ALDH2 activation protects against mutant TOMM40-mediated mitochondrial dysfunction and neurodegeneration in Alzheimer's disease

Abstract

Aims: TOMM40 (translocase of outer mitochondrial membrane 40) is crucial for mitochondrial protein import. Mutations in TOMM40 increase the risk of Alzheimer's disease (AD) and trigger neuroinflammation. ALDH2 (aldehyde dehydrogenase 2) has neuroprotective effects, but the therapeutic role of ALDH2 activation in targeting neuroinflammation-induced AD remains unclear.
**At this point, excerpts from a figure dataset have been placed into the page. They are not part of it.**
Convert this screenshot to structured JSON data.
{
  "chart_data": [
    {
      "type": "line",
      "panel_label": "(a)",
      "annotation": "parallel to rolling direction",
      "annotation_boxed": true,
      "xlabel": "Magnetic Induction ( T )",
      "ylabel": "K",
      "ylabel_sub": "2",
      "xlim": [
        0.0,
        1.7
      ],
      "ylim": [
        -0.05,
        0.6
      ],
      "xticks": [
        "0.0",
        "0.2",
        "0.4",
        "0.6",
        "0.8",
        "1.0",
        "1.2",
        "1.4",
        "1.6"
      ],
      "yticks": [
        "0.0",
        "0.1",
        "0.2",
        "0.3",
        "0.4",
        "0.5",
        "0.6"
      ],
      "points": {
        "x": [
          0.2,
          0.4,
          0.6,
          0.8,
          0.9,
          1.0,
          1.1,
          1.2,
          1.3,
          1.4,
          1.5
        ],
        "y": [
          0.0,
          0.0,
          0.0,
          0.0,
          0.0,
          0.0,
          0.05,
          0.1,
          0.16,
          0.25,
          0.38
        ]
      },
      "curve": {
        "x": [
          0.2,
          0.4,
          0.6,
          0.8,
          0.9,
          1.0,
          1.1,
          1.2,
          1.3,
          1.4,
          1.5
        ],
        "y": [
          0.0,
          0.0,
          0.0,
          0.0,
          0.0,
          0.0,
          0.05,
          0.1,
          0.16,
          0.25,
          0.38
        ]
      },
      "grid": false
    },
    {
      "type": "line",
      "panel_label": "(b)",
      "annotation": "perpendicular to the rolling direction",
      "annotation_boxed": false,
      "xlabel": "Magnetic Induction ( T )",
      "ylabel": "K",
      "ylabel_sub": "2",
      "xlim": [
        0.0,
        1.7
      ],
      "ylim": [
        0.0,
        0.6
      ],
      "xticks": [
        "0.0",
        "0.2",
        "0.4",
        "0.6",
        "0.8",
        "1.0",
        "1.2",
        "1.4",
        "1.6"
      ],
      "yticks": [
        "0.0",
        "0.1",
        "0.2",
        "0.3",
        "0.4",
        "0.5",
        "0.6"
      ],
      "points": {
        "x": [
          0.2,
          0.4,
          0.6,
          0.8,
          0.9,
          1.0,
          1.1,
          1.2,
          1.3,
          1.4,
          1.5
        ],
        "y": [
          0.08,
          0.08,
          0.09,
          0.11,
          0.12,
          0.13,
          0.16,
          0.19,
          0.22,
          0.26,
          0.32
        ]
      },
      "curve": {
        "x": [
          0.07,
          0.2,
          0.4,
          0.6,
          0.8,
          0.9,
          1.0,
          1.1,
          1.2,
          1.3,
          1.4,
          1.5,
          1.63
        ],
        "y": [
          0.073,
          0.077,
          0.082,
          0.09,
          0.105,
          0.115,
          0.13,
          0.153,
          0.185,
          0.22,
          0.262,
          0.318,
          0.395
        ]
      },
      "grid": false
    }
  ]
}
Materials and methods: In this study, it was hypothesized that TOMM40 mutations cause BV2 microglial activation and neuronal loss by impairing mitochondrial functions and that ALDH2 activation by small-molecule activator Alda-1 exerts anti-neuroinflammatory effect on HT22 hippocampal neurons.

Key findings: Expression of mutant TOMM40 (F113L or F131L) induced BV2 microglial activation, reduced ALDH2 activity, and impaired mitochondrial function in BV2 microglia. ALDH2 activation by Alad-1 attenuated mutant TOMM40-induced microglial activation, mitochondrial dysfunction, ROS production, and lipid droplet accumulation. Alda-1 also suppressed mutant TOMM40-induced ROS/NF-κB/NLRP3 inflammasome axis and reduced the secretion of IL-1β, IL-6, and TNF-α. Conditioned medium from mutant TOMM40-expressing microglia induced apoptosis, neurite degeneration, and neuronal death in HT22 hippocampal neurons, which were alleviated by Alda-1 treatment.

Significance: These findings suggest that ALDH2 activation prevents neuroinflammation-induced hippocampal neuronal death by downregulating NLRP3 inflammasome pathway, reducing lipid droplet accumulation, and enhancing mitochondrial function and neurite outgrowth.

Keywords: ALDH2; Alda-1; Alzheimer's disease; Lipid droplet; Microglia; NLRP3; Neuroinflammation; TOMM40.